Just a half hour ago, before the wind and the first claps of thunder and stabs of lightning and initial raindrops had hit, I had wondered when the next big chunk of tree would fall. At that exact instant, I heard a loud slapping bang as another chunk fell. As though in concert, the first tympani of thunder sounded, the wind came up and I heard the first spatters of rain against my skylight high above me on the dome of my living room.
Then my whole word was suffused by light and the crack and long roll of thunder as one peal of thunder ran into the next in one long colossal drum roll. The rain pelted down and a high thin wail of wind seemed to whistle around something high up on my house. All rounded corners, there is little sharpness to catch the wind. It is the first time in the 17 years I’ve lived here that I’ve heard this keening banshee whine that I thought I’d left behind me in Wyoming thirty-seven years ago. It was the Mariah of winds, a weather horror story that didn’t fit in here in Mexico, and as though it knew it, after two spine-chilling entwining moaning shrieks, it disappeared.
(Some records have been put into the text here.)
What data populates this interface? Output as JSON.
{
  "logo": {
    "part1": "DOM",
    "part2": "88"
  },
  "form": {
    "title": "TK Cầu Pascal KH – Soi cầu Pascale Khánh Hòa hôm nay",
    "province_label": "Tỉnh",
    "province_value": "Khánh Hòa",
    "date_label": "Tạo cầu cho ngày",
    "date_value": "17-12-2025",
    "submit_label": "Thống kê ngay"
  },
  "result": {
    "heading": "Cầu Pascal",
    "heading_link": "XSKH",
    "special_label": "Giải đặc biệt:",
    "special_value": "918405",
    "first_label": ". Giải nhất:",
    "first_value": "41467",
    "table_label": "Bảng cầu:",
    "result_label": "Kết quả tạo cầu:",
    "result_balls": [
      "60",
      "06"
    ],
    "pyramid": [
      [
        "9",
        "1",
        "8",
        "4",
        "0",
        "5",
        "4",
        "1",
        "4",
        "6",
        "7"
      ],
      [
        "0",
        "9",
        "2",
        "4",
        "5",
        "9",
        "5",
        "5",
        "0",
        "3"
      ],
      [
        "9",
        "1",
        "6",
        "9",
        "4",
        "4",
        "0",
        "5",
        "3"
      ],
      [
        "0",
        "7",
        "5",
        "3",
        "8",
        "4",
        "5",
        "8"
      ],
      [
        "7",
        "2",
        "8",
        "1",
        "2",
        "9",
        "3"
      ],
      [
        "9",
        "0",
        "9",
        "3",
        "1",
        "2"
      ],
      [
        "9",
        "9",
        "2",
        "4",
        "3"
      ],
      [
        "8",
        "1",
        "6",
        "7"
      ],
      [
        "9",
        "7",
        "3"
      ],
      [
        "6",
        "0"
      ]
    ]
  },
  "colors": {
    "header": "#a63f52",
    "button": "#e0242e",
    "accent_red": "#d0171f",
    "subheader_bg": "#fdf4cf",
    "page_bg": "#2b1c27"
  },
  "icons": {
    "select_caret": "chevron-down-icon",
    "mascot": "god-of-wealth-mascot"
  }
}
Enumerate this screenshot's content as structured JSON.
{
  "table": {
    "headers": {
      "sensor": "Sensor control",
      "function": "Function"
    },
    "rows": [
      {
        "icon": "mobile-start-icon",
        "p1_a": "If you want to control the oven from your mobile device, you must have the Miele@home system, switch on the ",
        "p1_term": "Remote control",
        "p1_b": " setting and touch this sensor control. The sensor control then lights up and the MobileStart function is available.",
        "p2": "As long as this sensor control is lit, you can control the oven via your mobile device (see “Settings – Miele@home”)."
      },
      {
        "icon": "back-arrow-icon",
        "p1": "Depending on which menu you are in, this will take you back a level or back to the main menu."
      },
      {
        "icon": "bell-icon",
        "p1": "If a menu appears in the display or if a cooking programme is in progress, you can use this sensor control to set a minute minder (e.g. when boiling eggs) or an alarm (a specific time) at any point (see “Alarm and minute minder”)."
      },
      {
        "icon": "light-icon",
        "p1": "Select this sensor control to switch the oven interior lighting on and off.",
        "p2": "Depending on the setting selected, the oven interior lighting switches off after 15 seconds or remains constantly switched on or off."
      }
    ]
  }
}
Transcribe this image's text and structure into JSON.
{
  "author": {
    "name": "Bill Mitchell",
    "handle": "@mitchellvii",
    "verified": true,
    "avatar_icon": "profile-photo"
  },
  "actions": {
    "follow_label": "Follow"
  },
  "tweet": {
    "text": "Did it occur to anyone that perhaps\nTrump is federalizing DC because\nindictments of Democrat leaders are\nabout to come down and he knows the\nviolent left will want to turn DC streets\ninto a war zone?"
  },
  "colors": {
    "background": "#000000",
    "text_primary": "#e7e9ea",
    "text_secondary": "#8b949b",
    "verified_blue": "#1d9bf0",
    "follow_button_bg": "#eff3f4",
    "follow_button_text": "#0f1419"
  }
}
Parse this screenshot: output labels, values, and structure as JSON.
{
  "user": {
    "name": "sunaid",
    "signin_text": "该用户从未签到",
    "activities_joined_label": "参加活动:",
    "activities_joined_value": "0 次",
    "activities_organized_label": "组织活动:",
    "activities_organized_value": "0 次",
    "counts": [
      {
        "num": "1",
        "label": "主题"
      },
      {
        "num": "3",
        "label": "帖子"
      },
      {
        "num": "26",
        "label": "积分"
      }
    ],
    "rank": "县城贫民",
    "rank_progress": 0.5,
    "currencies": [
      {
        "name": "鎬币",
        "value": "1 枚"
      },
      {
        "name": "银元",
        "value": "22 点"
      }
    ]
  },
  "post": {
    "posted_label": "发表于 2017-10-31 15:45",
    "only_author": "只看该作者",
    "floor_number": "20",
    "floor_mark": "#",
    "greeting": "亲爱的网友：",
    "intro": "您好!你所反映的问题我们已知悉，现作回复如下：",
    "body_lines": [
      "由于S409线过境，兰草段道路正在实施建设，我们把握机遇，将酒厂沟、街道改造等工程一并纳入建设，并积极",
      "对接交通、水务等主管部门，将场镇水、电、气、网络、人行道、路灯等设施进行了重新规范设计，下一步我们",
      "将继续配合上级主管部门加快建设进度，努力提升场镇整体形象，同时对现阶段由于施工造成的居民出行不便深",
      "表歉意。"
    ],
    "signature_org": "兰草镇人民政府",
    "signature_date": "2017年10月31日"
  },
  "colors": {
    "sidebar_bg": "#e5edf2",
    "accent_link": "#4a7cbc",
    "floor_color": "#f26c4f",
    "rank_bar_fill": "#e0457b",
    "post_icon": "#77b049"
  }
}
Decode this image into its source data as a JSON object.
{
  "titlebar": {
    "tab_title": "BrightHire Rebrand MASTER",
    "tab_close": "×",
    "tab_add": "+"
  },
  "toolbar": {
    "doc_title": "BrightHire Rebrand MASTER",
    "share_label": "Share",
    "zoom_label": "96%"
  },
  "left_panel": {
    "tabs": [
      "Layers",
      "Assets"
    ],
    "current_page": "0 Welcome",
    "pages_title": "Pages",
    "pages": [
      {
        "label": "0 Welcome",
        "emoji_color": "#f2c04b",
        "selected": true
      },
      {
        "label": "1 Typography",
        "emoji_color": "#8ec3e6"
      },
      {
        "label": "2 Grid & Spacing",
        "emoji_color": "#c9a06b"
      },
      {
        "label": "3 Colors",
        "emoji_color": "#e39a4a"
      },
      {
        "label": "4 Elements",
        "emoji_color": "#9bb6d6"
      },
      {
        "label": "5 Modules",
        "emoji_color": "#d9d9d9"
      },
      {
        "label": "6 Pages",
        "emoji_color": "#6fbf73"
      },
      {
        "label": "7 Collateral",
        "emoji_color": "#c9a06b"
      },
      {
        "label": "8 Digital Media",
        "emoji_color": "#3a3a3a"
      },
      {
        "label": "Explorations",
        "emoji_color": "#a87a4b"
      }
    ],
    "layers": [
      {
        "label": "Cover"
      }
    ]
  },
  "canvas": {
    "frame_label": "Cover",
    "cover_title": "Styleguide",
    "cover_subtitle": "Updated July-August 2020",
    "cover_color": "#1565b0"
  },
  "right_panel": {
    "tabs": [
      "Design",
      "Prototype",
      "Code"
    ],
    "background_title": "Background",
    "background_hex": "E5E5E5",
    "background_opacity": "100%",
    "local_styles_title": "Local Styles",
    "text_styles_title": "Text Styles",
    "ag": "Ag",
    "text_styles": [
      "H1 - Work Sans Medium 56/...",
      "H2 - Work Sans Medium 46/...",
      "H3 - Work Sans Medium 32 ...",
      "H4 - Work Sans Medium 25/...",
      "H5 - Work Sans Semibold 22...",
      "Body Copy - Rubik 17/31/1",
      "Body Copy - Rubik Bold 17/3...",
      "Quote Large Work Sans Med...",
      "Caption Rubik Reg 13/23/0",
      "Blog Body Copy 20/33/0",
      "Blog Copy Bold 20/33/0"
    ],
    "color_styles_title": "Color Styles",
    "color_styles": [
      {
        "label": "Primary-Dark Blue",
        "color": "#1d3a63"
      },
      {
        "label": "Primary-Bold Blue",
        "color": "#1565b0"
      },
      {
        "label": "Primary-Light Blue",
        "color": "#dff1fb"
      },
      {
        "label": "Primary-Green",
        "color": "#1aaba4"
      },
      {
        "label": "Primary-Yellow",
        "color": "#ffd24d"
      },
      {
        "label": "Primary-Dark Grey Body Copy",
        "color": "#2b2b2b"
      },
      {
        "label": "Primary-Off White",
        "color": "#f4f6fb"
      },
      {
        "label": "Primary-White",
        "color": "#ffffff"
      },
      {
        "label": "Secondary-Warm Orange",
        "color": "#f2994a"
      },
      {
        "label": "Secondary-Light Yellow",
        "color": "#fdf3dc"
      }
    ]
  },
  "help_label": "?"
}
The night, black and starless, lit up repeatedly, as bright as daylight, like giant flashbulbs going off. The two nearly denuded Edwardian palms stood out starkly against the white sky. “Take a picture,” my Skype friend demanded, and suddenly, my formerly lost camera appeared as if by magic in front of me. Thirty-one times, I tried in vain to capture the lit-up sky. Thirty-one times, I caught only the neighbor’s porch light against a pitch-black sky. Then, on my thirty-second attempt, when the sky flashed white and then black again, the whiteness remained frozen on my camera screen. I had caught it!
An hour after the first clap of thunder, the storm has abated. My house forms some demarcation line as I can hear rain still steadily falling on the front terrace, whereas there is no rain at all on the back terrace or yard. The thunder has stopped. The lightning has been clicked off. Once again I can hear the whir of my tiny desk fan. The dogs lie curled in their beds, as unperturbed as they were even in the height of the storm. They are Mexican street dogs, accustomed to fireworks and the celebratory firing of guns into the air, to loud weekend parties in the houses across the street that stretch into the morning hours, to loud banda music and the air brakes of big trucks carrying gravel or boulders up and down the mountain. Only the sound of the clink of the cat dishes on the stone terrace as I feed them half a house a way could stir them from their beds. The cats are no doubt in an entwined pile in their large and cushy bed in the garage. All things around me: the storm, the cats and the dogs, have put themselves to bed and it is my turn to cease my consideration of the Armageddon that once again has threatened and then passed us by. All’s right with the night for now and that is as much assurance as we are likely to get in this world––a lullaby of sorts telling us its time to end the adventure for today and to sleep.
One second it is night and the next it is day!